Hacemos el registro con un calor que no esperábamos en Alemania y subimos los bártulos a la habitación soñando con una ducha fresca y poner el aire acondicionado de la habitación, pero no habíamos contado con que este accesorio, indispensable en España, no es habitual en estos lares y la habitación lo más parecido que tiene es un ventilador. Mira que estamos en un hotel de cadena internacional (NH) y con cuatro estrellas, pero nada, si quieres estar fresco te abanicas.

Nos duchamos y vestimos informales y el Negro y yo nos vamos a buscar una lavandería que traía controlada desde Córdoba para poder hacer la colada de mitad de viaje y no tener que cargar con más ropa de la necesaria. Mientras, dejamos a Pepe y Manolo en el italiano que hay bajo el hotel tomando una cerveza y esperándonos para cenarnos una pizza.

La verdad es que la experiencia en la lavandería tuvo su gracia, porque ninguno de los dos habíamos usado este servicio nunca y no sabíamos cómo hacerlo y todas las instrucciones estaban en riguroso alemán. Pedimos ayuda a una amable joven que estaba esperando su colada que no salía de su asombro de lo negados que estábamos en la materia y que se echó las manos a la cabeza cuando vio la cantidad de detergente que usamos. Como la colada iba a tardar más de lo que esperábamos y además la ropa que teníamos en la lavadora no necesitaba de nuestra supervisión, decidimos salir a buscar una cerveza fresquita y encontramos cuatro Paulaner (primero dos y luego otras dos, todo a su tiempo) que nos hicieron mucho más llevadera la espera. Fuimos buenos y avisamos a los otros que íbamos a tardar y que si querían que fueran cenando.

Cuando acabó la colada nos volvimos al hotel y bajamos a cenar al italiano donde nos esperaban nuestros amigos. O al menos eso esperábamos, porque no nos habían esperado. Estaban allí, pero con un tablón impresionante que no les dejaba ni explicarse.  Con un poco de paciencia conseguimos entender que habían pedido pizza y una botella de vino blanco. La pizza la regaron con aceite picante sin probarlo primero y por lo visto era más de lo que podían soportar sus papilas gustativas y tuvieron que intentar apagar el fuego de su garganta con vino.
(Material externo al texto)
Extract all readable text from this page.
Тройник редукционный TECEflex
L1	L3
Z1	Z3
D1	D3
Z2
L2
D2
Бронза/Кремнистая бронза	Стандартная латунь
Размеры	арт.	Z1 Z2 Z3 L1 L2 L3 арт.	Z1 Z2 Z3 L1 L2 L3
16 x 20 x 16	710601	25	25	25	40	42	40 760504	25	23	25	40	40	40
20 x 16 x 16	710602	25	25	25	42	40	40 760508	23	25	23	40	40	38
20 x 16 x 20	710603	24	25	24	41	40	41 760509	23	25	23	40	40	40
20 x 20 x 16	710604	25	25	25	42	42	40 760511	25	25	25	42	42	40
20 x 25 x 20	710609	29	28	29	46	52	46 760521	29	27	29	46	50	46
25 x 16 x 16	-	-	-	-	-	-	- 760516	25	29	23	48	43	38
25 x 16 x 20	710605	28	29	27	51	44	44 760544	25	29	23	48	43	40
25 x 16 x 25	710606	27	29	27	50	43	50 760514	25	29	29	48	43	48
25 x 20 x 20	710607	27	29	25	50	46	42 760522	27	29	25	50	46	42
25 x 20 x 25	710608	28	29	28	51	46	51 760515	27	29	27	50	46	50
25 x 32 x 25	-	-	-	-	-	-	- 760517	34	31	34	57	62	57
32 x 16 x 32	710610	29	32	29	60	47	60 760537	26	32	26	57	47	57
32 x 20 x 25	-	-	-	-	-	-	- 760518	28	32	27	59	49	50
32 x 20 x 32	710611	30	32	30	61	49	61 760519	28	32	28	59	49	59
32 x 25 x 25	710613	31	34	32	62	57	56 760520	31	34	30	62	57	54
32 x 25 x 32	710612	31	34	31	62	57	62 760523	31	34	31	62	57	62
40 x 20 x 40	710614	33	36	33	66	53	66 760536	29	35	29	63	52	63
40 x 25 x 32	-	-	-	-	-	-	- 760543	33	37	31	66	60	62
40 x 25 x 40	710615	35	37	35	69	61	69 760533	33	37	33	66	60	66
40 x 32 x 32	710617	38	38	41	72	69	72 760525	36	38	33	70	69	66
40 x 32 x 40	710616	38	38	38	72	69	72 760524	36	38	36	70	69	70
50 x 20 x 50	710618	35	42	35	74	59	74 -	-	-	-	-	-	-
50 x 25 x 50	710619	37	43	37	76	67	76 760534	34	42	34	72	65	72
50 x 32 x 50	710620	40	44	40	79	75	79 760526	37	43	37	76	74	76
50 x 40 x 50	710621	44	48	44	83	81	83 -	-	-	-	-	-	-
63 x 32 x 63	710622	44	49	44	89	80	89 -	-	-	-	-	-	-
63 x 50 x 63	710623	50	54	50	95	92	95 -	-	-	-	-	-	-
Tres botellas se bajaron en el intento en un cortísimo tiempo y claro, acabaron como las Grecas.

Cenamos nosotros y cuando ya estaba cerrando el restaurante pedimos información por un sitio para tomar una copa. La cara del camarero era un poema intentando entender qué pretendíamos hacer a esa hora en la calle, pero al final, no sin dificultades, encontramos un sitio para tomar una copa relajados y preparar la visita a Munich. La copa se acabó y pedimos otra ya que al día siguiente no había que coger la moto y no había que madrugar, pero al servírnosla nos dijeron que en media hora cerraban, así que a las 12 enfilamos para el hotel sin otra alternativa. Con razón se vienen de vacaciones a España y se vuelven locos…

La verdad es que estamos felices. Se nos nota en la cara que hemos cumplido un sueño y hemos sido capaces de llegar en nuestras motos a Alemania. Mucha gente pensará que no es para tanto, que en avión estás en tres horas, pero no es la distancia. Es el tomar la decisión de hacerlo, de salir de tus rutinas y embarcarte en un viaje en un medio de transporte incómodo y peligroso simplemente por el gusto de estar montado en tu moto y ver desde ella las maravillas que hemos contemplado. Y es que cuando viajas en moto, tú estás en el paisaje, te fundes con él y perteneces al entorno. Si llueve te mojas, si hace calor sudas y si te equivocas te tragas el paisaje, y eso no tiene nada que ver con viajar en avión, en tren o en coche.

Y el que no lo entiende, por mucho que se lo expliques, nunca lo entenderá.